Case studies can provide an invaluable complement to the wicked learning environment
that is the winter backcountry. Blase will highlight insights gleaned by examining near-
misses and accidents drawn from his personal experience and a forthcoming volume of
The Snowy Torrents. The incidents involve snowmobilers, snowboarders, and skiers, and
illustrate how some incidents turn deadly while others remain good stories.

Henry Finn

Biography

Henry is currently a masters student in the Avalanche Research Program at Simon Fraser University.
With a BSc in Biology and a post-graduate degree in science education, Henry has developed a broad
range of research interests that span from the role of social factors in shaping human behavior to the
influence of different communication strategies in determining perceptions of risk.

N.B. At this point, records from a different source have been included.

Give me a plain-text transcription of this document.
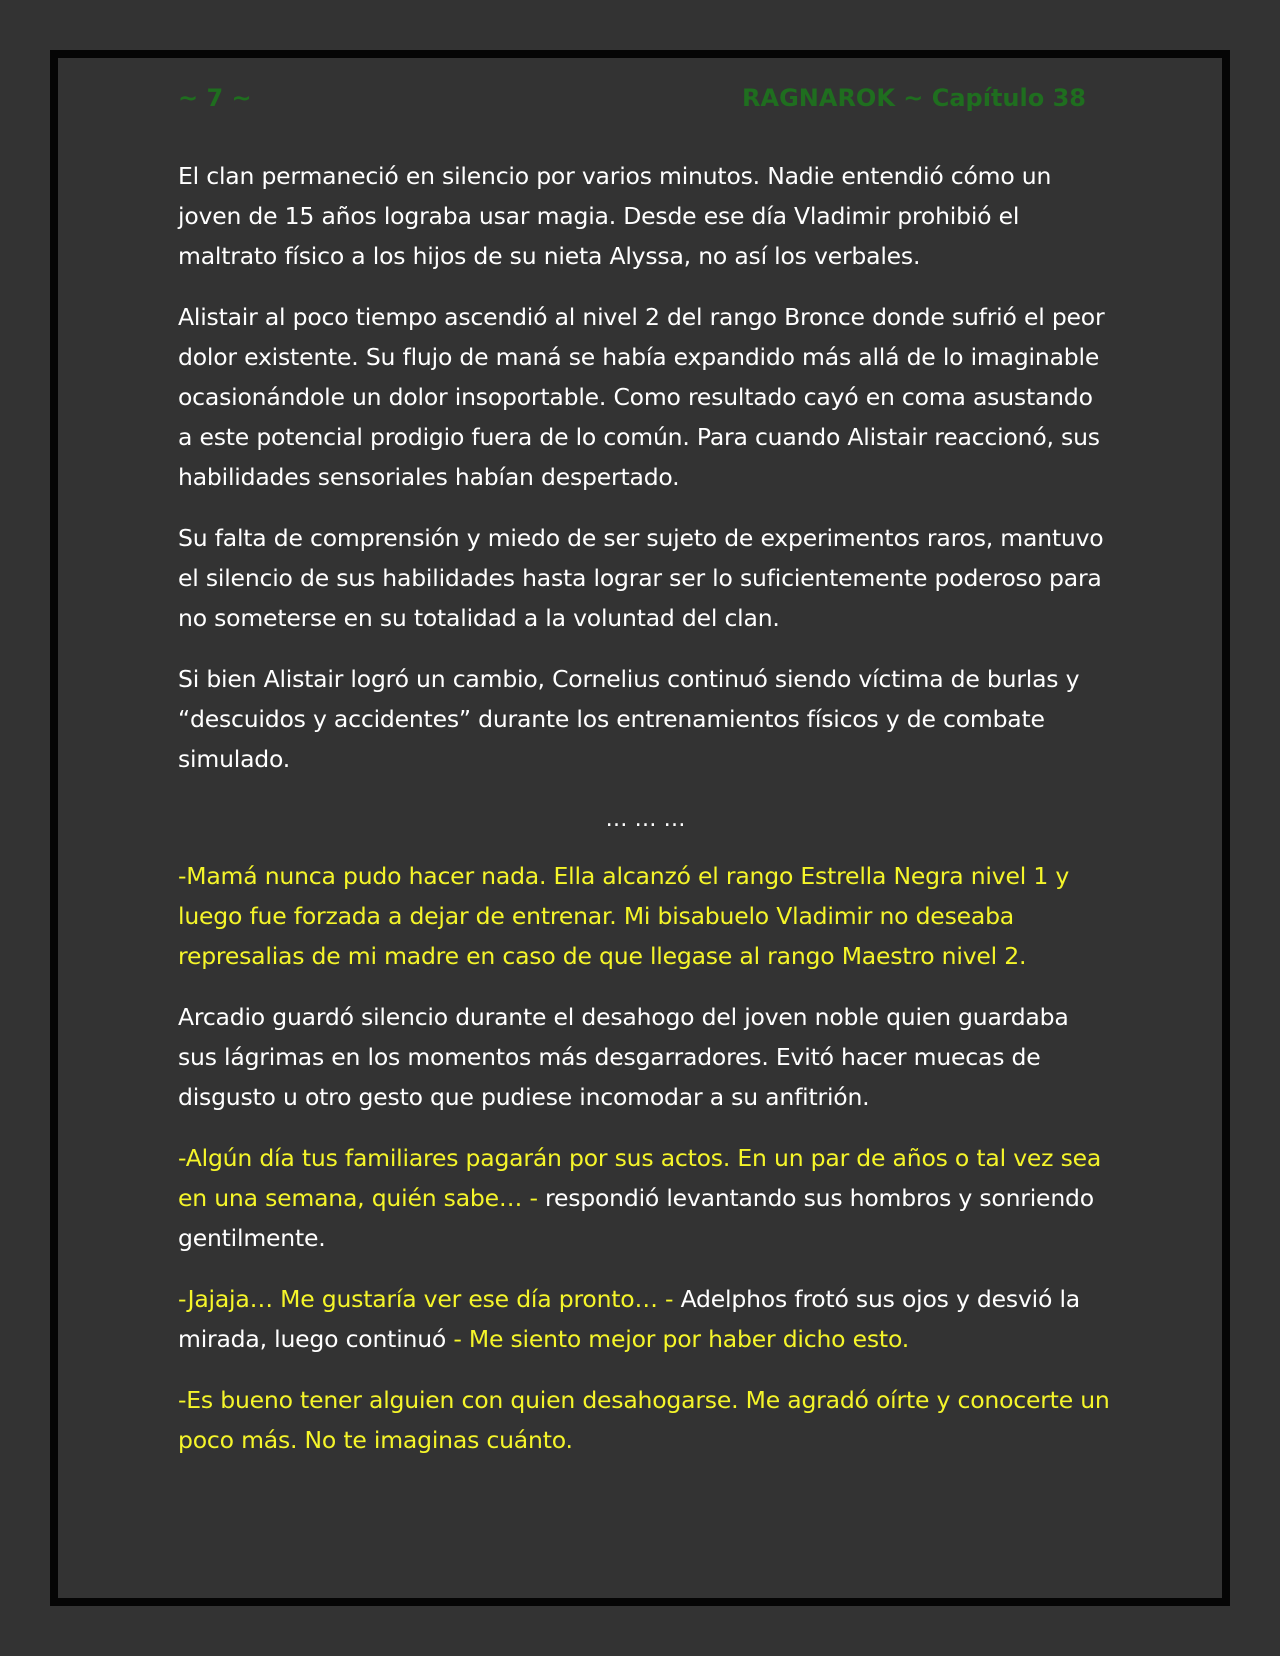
~ 7 ~	RAGNAROK ~ Capítulo 38

El clan permaneció en silencio por varios minutos. Nadie entendió cómo un joven de 15 años lograba usar magia. Desde ese día Vladimir prohibió el maltrato físico a los hijos de su nieta Alyssa, no así los verbales.

Alistair al poco tiempo ascendió al nivel 2 del rango Bronce donde sufrió el peor dolor existente. Su flujo de maná se había expandido más allá de lo imaginable ocasionándole un dolor insoportable. Como resultado cayó en coma asustando a este potencial prodigio fuera de lo común. Para cuando Alistair reaccionó, sus habilidades sensoriales habían despertado.

Su falta de comprensión y miedo de ser sujeto de experimentos raros, mantuvo el silencio de sus habilidades hasta lograr ser lo suficientemente poderoso para no someterse en su totalidad a la voluntad del clan.

Si bien Alistair logró un cambio, Cornelius continuó siendo víctima de burlas y “descuidos y accidentes” durante los entrenamientos físicos y de combate simulado.

… … …

-Mamá nunca pudo hacer nada. Ella alcanzó el rango Estrella Negra nivel 1 y luego fue forzada a dejar de entrenar. Mi bisabuelo Vladimir no deseaba represalias de mi madre en caso de que llegase al rango Maestro nivel 2.

Arcadio guardó silencio durante el desahogo del joven noble quien guardaba sus lágrimas en los momentos más desgarradores. Evitó hacer muecas de disgusto u otro gesto que pudiese incomodar a su anfitrión.

-Algún día tus familiares pagarán por sus actos. En un par de años o tal vez sea en una semana, quién sabe… - respondió levantando sus hombros y sonriendo gentilmente.

-Jajaja… Me gustaría ver ese día pronto… - Adelphos frotó sus ojos y desvió la mirada, luego continuó - Me siento mejor por haber dicho esto.

-Es bueno tener alguien con quien desahogarse. Me agradó oírte y conocerte un poco más. No te imaginas cuánto.
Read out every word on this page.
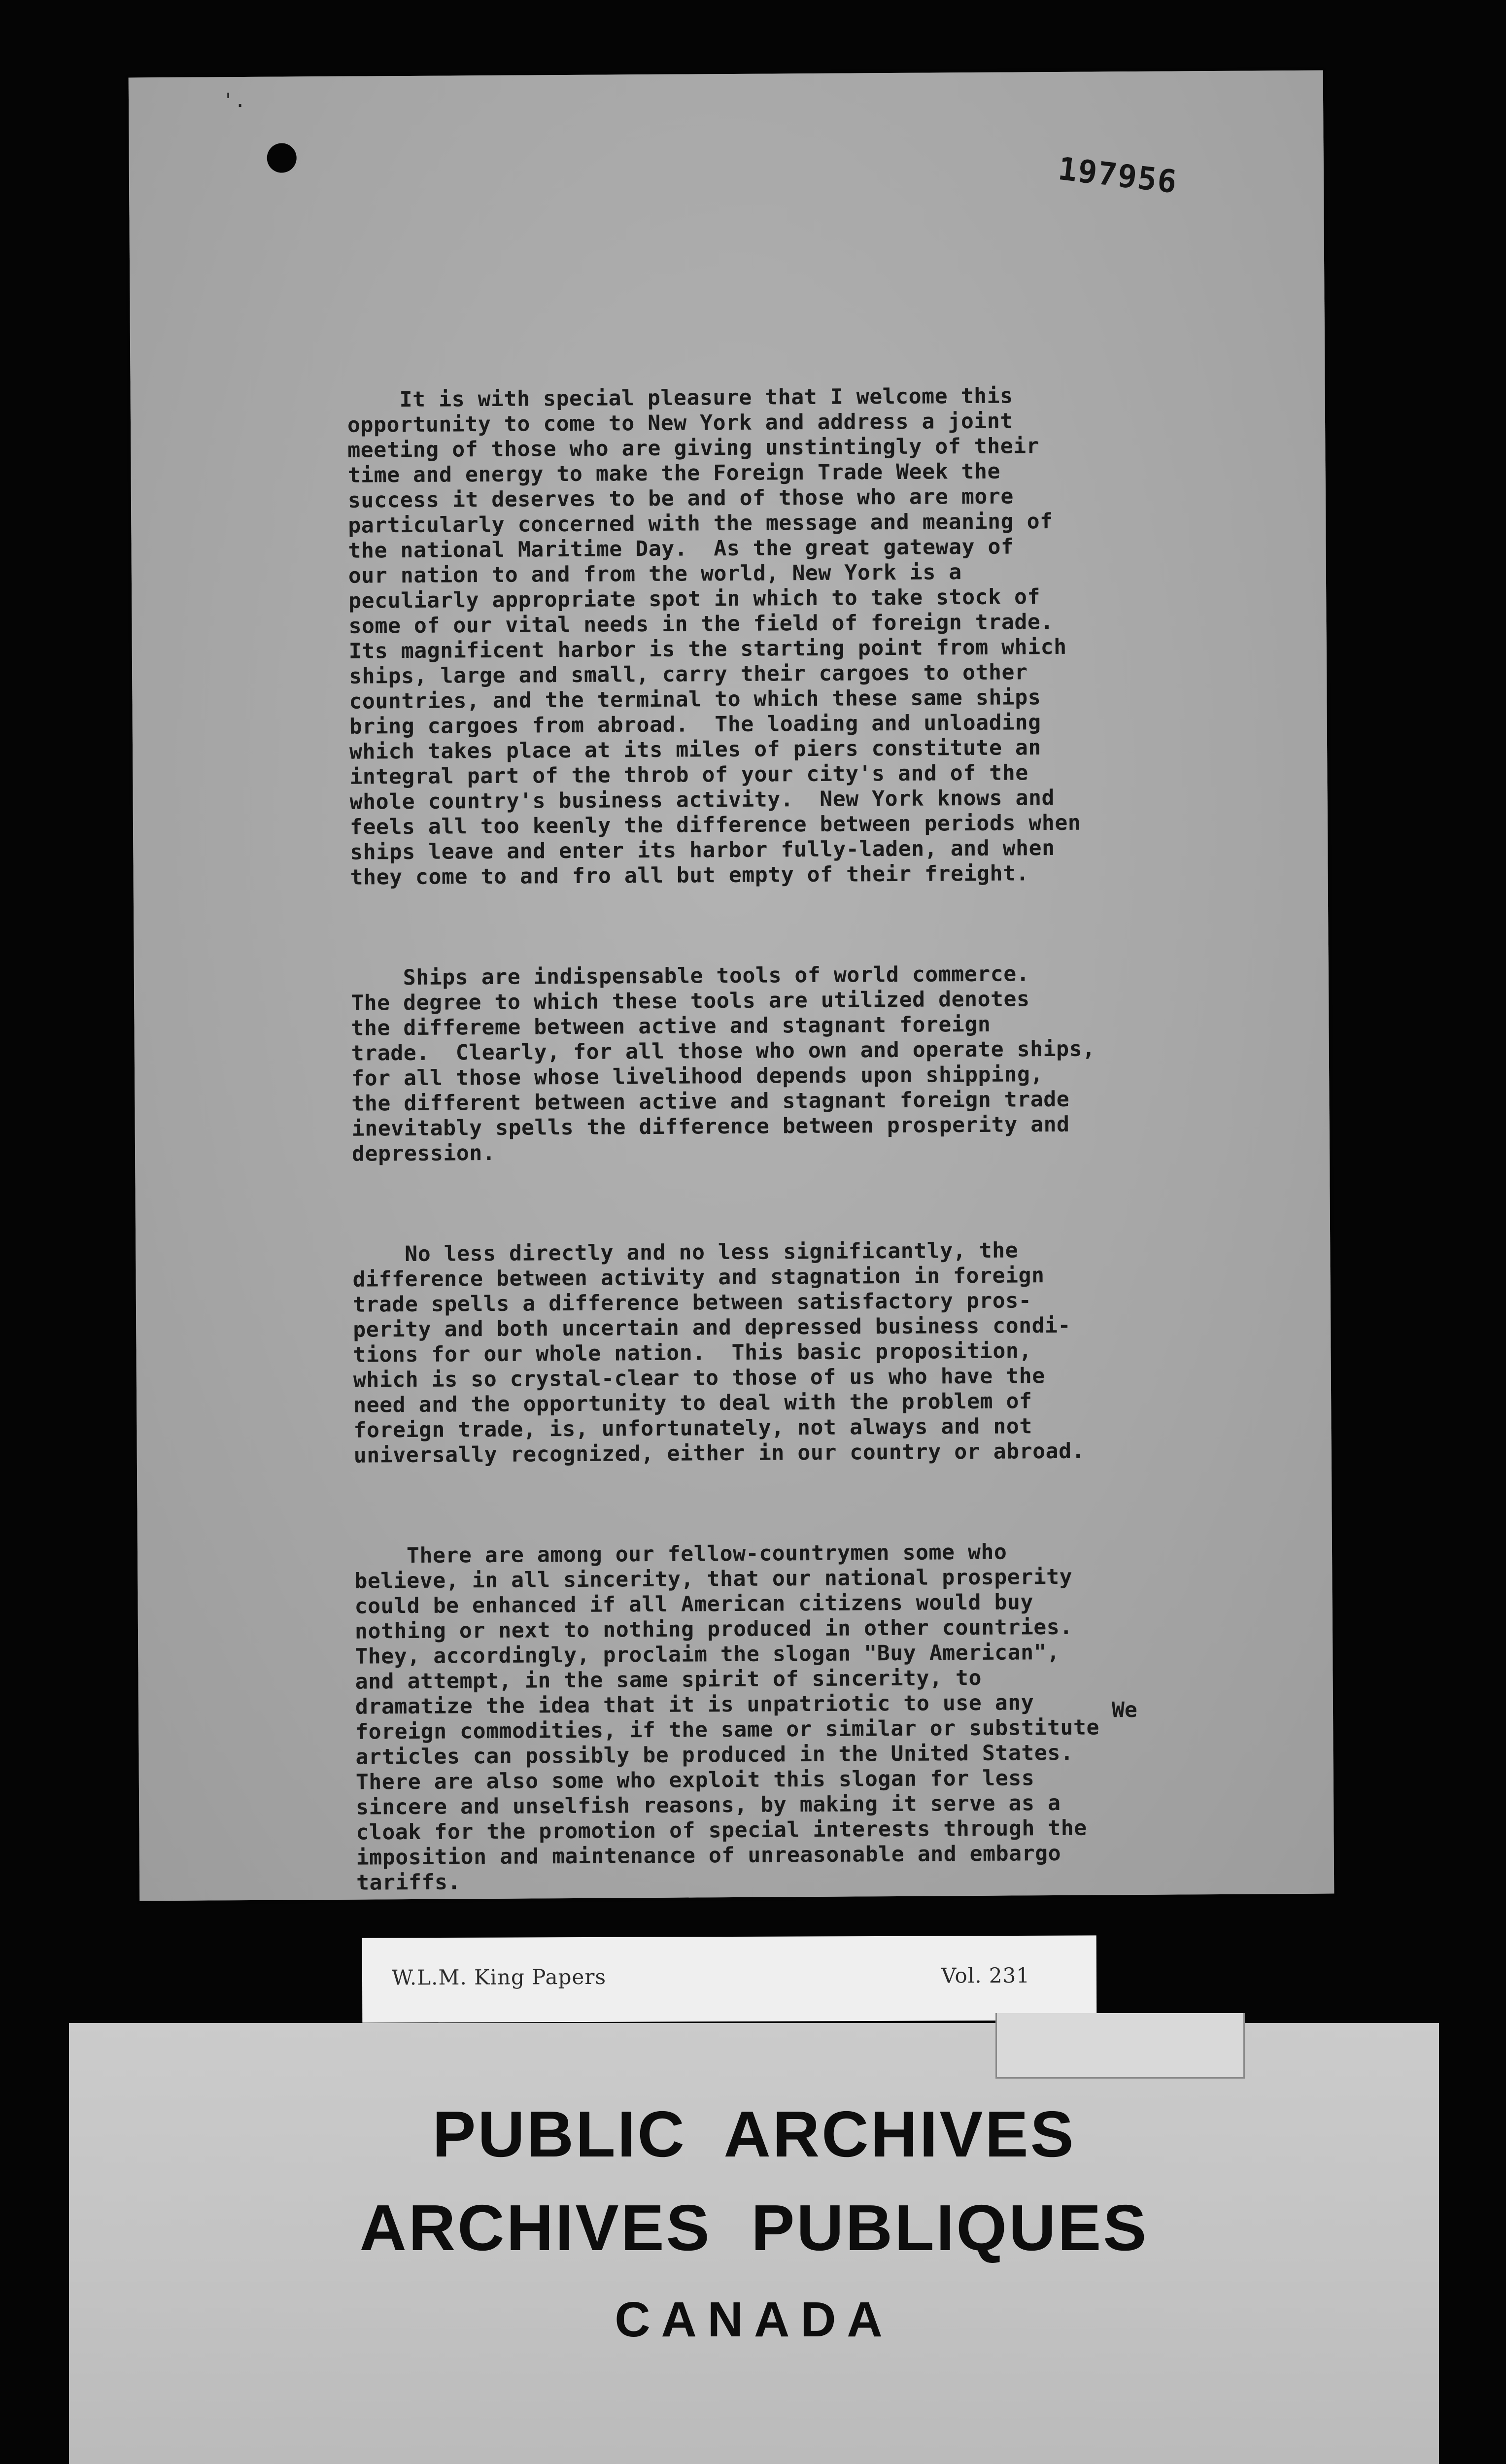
'.
197956

It is with special pleasure that I welcome this
opportunity to come to New York and address a joint
meeting of those who are giving unstintingly of their
time and energy to make the Foreign Trade Week the
success it deserves to be and of those who are more
particularly concerned with the message and meaning of
the national Maritime Day.  As the great gateway of
our nation to and from the world, New York is a
peculiarly appropriate spot in which to take stock of
some of our vital needs in the field of foreign trade.
Its magnificent harbor is the starting point from which
ships, large and small, carry their cargoes to other
countries, and the terminal to which these same ships
bring cargoes from abroad.  The loading and unloading
which takes place at its miles of piers constitute an
integral part of the throb of your city's and of the
whole country's business activity.  New York knows and
feels all too keenly the difference between periods when
ships leave and enter its harbor fully-laden, and when
they come to and fro all but empty of their freight.

Ships are indispensable tools of world commerce.
The degree to which these tools are utilized denotes
the differeme between active and stagnant foreign
trade.  Clearly, for all those who own and operate ships,
for all those whose livelihood depends upon shipping,
the different between active and stagnant foreign trade
inevitably spells the difference between prosperity and
depression.

No less directly and no less significantly, the
difference between activity and stagnation in foreign
trade spells a difference between satisfactory pros-
perity and both uncertain and depressed business condi-
tions for our whole nation.  This basic proposition,
which is so crystal-clear to those of us who have the
need and the opportunity to deal with the problem of
foreign trade, is, unfortunately, not always and not
universally recognized, either in our country or abroad.

There are among our fellow-countrymen some who
believe, in all sincerity, that our national prosperity
could be enhanced if all American citizens would buy
nothing or next to nothing produced in other countries.
They, accordingly, proclaim the slogan "Buy American",
and attempt, in the same spirit of sincerity, to
dramatize the idea that it is unpatriotic to use any
foreign commodities, if the same or similar or substitute
articles can possibly be produced in the United States.
There are also some who exploit this slogan for less
sincere and unselfish reasons, by making it serve as a
cloak for the promotion of special interests through the
imposition and maintenance of unreasonable and embargo
tariffs.

We
W.L.M. King Papers	Vol. 231
PUBLIC ARCHIVES
ARCHIVES PUBLIQUES
CANADA
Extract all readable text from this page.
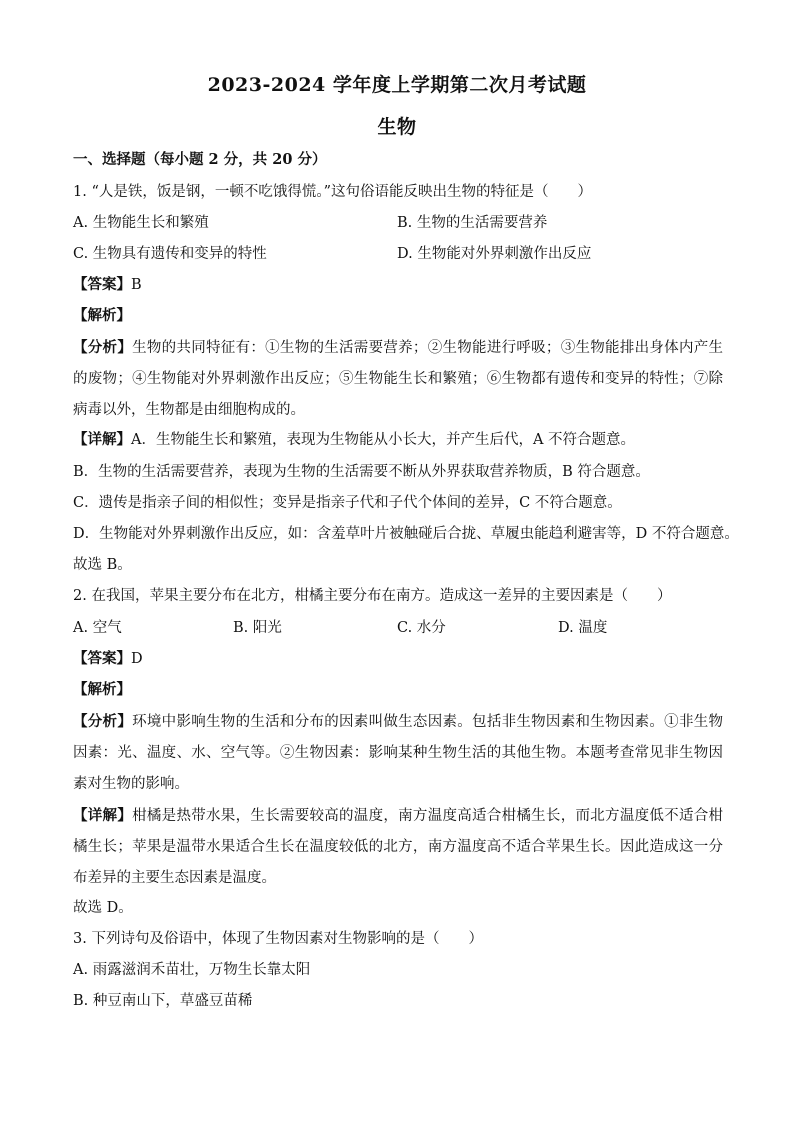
2023-2024 学年度上学期第二次月考试题
生物
一、选择题（每小题 2 分，共 20 分）
1. “人是铁，饭是钢，一顿不吃饿得慌。”这句俗语能反映出生物的特征是（　　）
A. 生物能生长和繁殖	B. 生物的生活需要营养
C. 生物具有遗传和变异的特性	D. 生物能对外界刺激作出反应
【答案】B
【解析】
【分析】生物的共同特征有：①生物的生活需要营养；②生物能进行呼吸；③生物能排出身体内产生的废物；④生物能对外界刺激作出反应；⑤生物能生长和繁殖；⑥生物都有遗传和变异的特性；⑦除病毒以外，生物都是由细胞构成的。
【详解】A．生物能生长和繁殖，表现为生物能从小长大，并产生后代，A 不符合题意。
B．生物的生活需要营养，表现为生物的生活需要不断从外界获取营养物质，B 符合题意。
C．遗传是指亲子间的相似性；变异是指亲子代和子代个体间的差异，C 不符合题意。
D．生物能对外界刺激作出反应，如：含羞草叶片被触碰后合拢、草履虫能趋利避害等，D 不符合题意。
故选 B。
2. 在我国，苹果主要分布在北方，柑橘主要分布在南方。造成这一差异的主要因素是（　　）
A. 空气	B. 阳光	C. 水分	D. 温度
【答案】D
【解析】
【分析】环境中影响生物的生活和分布的因素叫做生态因素。包括非生物因素和生物因素。①非生物因素：光、温度、水、空气等。②生物因素：影响某种生物生活的其他生物。本题考查常见非生物因素对生物的影响。
【详解】柑橘是热带水果，生长需要较高的温度，南方温度高适合柑橘生长，而北方温度低不适合柑橘生长；苹果是温带水果适合生长在温度较低的北方，南方温度高不适合苹果生长。因此造成这一分布差异的主要生态因素是温度。
故选 D。
3. 下列诗句及俗语中，体现了生物因素对生物影响的是（　　）
A. 雨露滋润禾苗壮，万物生长靠太阳
B. 种豆南山下，草盛豆苗稀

For his masters
project, Henry and the SARP team have set themselves the task of evaluating how avalanche bulletins
are being used across the entirety of the North American backcountry population.

Topic of Presentation

How do recreationists understand avalanche bulletin information? Opportunities for making it better.
by Henry Finn, Anne St Clair, Pascal Haegeli, Robin Gregory & Karl Klassen.

Having a clear understanding of how recreationists consume and incorporate avalanche safety
information into the planning of their backcountry explorations is a critical component for designing
effective avalanche risk communication messages. Yet there has been little research to date that has
specifically sought to examine the information processing behaviors of those heading into the
mountains in the winter. To systematically explore this area, we conducted 48 semi-structured, hour-
long personal interviews with a variety of backcountry users and ran a detailed interactive online survey,
which was completed by more than 3000 backcountry users from the United States and Canada. In this
presentation, we will present the key patterns that emerged from these two rich datasets and provide
deep insight into how recreationists use, understand and apply the information provided in avalanche
bulletins. While some patterns are in line with expectations, there are also some interesting findings to
reveal that may come as a surprise. Our result highlight interesting opportunities for making avalanche
bulletins more accessible and easier to use for everybody.